Eirikur Eiriksson (4/30/2015)
sharonsql2013 (4/30/2015)
I need to divide a number by the number of full weeks based on today's date.Say today is April 30 which is Week 18th but since its the middle of the week i would like to get 17. IS that possible?
(Almost) everything is possible, consider this code, should be enough to get you passed this hurdle.
😎
USE tempdb;
GO
SET NOCOUNT ON;
DECLARE @MY_DATE DATE = CONVERT(DATE,'20150430',112);
DECLARE @ZERO_DATE DATE = CONVERT(DATE,'19000101',112);
SELECT
/* Day of the week, 1 = Monday*/
(DATEDIFF(DAY,@ZERO_DATE,@MY_DATE) % 7) + 1
/* Number of weeks since Monday 1900-01-01 */
,DATEDIFF(DAY,@ZERO_DATE,@MY_DATE) / 7.0
/* First day of this year */
,DATEADD(YEAR,DATEDIFF(YEAR,@ZERO_DATE,@MY_DATE),@ZERO_DATE)
/* Number of days since Monday 1900-01-01 until the beginning of this year */
,DATEDIFF(DAY,@ZERO_DATE,DATEADD(YEAR,DATEDIFF(YEAR,@ZERO_DATE,@MY_DATE),@ZERO_DATE)) / 7.0
/* Day of the week at the beginning of the year, 1 = Monday*/
,(DATEDIFF(DAY,@ZERO_DATE,DATEADD(YEAR,DATEDIFF(YEAR,@ZERO_DATE,@MY_DATE),@ZERO_DATE)) % 7) + 1
/* Days passed since beginning of the year */
,(DATEDIFF(DAY,@ZERO_DATE,@MY_DATE) / 7.0)

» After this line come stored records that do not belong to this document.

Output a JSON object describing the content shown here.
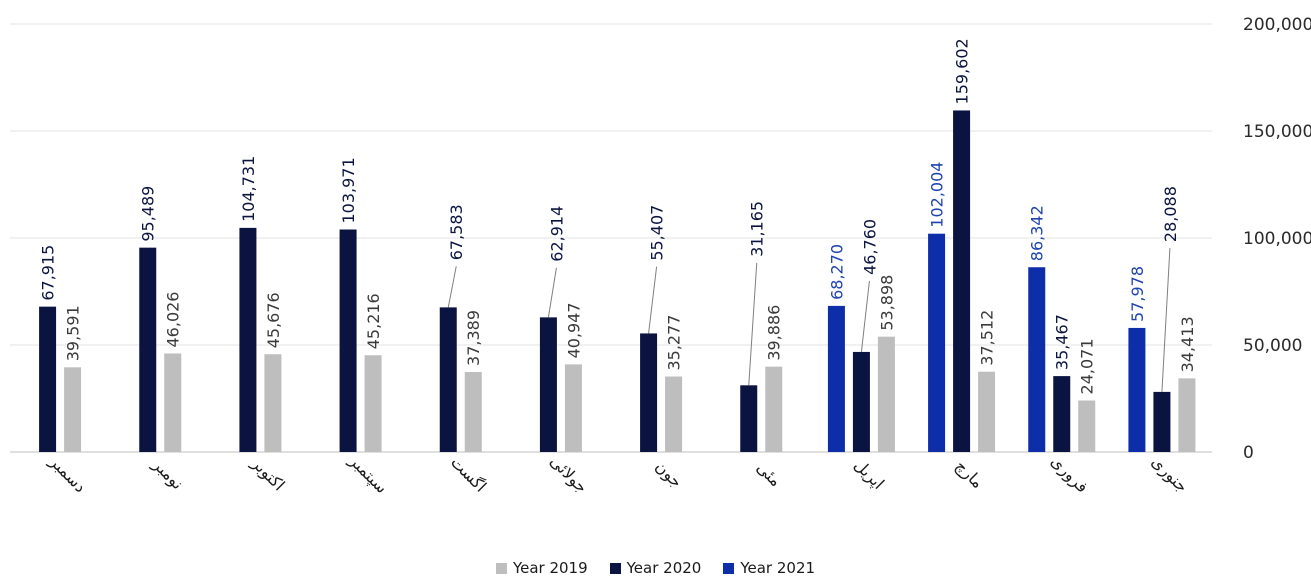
{
  "chart_data": {
    "type": "bar",
    "categories": [
      "دسمبر",
      "نومبر",
      "اکتوبر",
      "سپتمبر",
      "اگست",
      "جولائی",
      "جون",
      "مئی",
      "اپریل",
      "مارچ",
      "فروری",
      "جنوری"
    ],
    "series": [
      {
        "name": "Year 2021",
        "color": "#0d2ea8",
        "values": [
          null,
          null,
          null,
          null,
          null,
          null,
          null,
          null,
          68270,
          102004,
          86342,
          57978
        ],
        "labels": [
          "",
          "",
          "",
          "",
          "",
          "",
          "",
          "",
          "68,270",
          "102,004",
          "86,342",
          "57,978"
        ]
      },
      {
        "name": "Year 2020",
        "color": "#0b1440",
        "values": [
          67915,
          95489,
          104731,
          103971,
          67583,
          62914,
          55407,
          31165,
          46760,
          159602,
          35467,
          28088
        ],
        "labels": [
          "67,915",
          "95,489",
          "104,731",
          "103,971",
          "67,583",
          "62,914",
          "55,407",
          "31,165",
          "46,760",
          "159,602",
          "35,467",
          "28,088"
        ]
      },
      {
        "name": "Year 2019",
        "color": "#bfbebf",
        "values": [
          39591,
          46026,
          45676,
          45216,
          37389,
          40947,
          35277,
          39886,
          53898,
          37512,
          24071,
          34413
        ],
        "labels": [
          "39,591",
          "46,026",
          "45,676",
          "45,216",
          "37,389",
          "40,947",
          "35,277",
          "39,886",
          "53,898",
          "37,512",
          "24,071",
          "34,413"
        ]
      }
    ],
    "y_ticks": [
      "0",
      "50,000",
      "100,000",
      "150,000",
      "200,000"
    ],
    "ylim": [
      0,
      200000
    ],
    "title": "",
    "xlabel": "",
    "ylabel": "",
    "grid": true,
    "legend_position": "bottom",
    "legend": [
      "Year 2019",
      "Year 2020",
      "Year 2021"
    ]
  }
}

- (DATEDIFF(DAY,@ZERO_DATE,DATEADD(YEAR,DATEDIFF(YEAR,@ZERO_DATE,@MY_DATE),@ZERO_DATE)) / 7.0)
/* Day of the year */
,DATEPART(DAYOFYEAR,@MY_DATE)
/* Week of the year */
,DATEPART(WEEK,@MY_DATE)
/* ISO_WEEK of the year */
,DATEPART(ISO_WEEK,@MY_DATE)
That's all true but, except for ISO_WEEK, I'd like to know what the OP wants done for the first and last weeks of any given year, which are partial weeks 6 out of 7 times.
--Jeff Moden
Change is inevitable... Change for the better is not.